Seventeen-year-old Lady Viola falls head over heels in love with the dashing Viscount John Hammond. It's not until after their whirlwind courtship and marriage that she learns the horrible truth: Hammond didn't love her; he married her only for her money, needing a small fortune to rebuild his ruined estates. Even more shattering was the knowledge that John saw nothing wrong in what he'd done, nor in the fact that he kept mistresses during their courtship and after they wed. Heartbroken, furious, and trapped in a loveless sham of a marriage, Viola vows to never again allow a man to break her heart.

John Hammond is forced to end his philandering ways after his cousin Percy and his young son expire during a scarlet fever epidemic.
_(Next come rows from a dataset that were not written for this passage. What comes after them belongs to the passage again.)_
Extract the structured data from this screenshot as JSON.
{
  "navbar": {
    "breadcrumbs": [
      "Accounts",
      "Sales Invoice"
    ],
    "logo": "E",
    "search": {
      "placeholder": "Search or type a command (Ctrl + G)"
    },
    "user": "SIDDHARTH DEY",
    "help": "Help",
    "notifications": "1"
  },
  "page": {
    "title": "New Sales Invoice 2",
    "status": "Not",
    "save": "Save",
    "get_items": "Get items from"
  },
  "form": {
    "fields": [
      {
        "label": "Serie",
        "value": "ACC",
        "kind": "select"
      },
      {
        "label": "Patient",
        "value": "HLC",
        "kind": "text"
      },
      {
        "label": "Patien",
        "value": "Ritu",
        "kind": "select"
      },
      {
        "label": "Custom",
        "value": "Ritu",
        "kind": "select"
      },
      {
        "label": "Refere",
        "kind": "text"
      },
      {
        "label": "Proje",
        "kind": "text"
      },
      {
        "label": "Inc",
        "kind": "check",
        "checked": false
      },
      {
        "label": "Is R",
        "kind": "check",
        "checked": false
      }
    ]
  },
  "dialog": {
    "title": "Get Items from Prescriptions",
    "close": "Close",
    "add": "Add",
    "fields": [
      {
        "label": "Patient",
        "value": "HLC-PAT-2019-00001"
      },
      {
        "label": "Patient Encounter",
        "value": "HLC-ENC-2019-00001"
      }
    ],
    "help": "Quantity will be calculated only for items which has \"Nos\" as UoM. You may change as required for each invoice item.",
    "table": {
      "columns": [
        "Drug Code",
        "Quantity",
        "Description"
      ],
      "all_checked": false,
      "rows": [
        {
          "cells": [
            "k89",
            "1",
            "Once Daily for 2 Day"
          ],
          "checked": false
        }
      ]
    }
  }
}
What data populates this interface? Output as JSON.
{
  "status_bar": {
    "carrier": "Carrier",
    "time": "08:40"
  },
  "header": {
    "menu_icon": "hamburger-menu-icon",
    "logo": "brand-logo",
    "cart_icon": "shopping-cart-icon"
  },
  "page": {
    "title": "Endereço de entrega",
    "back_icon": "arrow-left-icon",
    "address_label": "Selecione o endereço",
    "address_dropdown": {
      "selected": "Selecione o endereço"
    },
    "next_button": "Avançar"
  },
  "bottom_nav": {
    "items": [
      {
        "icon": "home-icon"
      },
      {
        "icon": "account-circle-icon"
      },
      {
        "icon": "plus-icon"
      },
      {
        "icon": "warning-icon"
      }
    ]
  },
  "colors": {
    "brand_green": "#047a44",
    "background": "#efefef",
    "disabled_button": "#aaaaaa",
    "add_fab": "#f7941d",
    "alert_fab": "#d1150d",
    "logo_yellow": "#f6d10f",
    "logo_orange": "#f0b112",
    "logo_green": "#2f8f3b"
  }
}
John is faced with a cruel reality; if he does not produce a legitimate heir, the estates he worked so hard to rebuild will some day fall into the hands of his last living relative, a wastrel if there ever was one. So begins John's scheme to win back his wife, Viola. When his demands that she return to his house and bed result in disdain and absolute refusal on Viola's part, John decides that less direct means are necessary to win his wife back; he proceeds to court Viola in hopes of rekindling their once fiery devotion.

Laura Lee Guhrke has a real knack when it comes to creating troubled heroes (think Guilty Pleasures or His Every Kiss). This time though, I just didn't find John's selfish reasons for winning back Viola very convincing. He never displayed real remorse for his years of philandering. Even after their eventual reconciliation, he admits to Viola that he's not sure he can remain true to her. His many mistresses were also treated in a callous manner. My sympathies tended to side with Viola from the beginning, more so since the laws of the times gave women little option but to give in to their husband's demands, no matter their status in society or personal wealth. Overall, however, The Marriage Bed is well written, with a lush, detailed historical setting, and two protagonists with realistic relationship issues.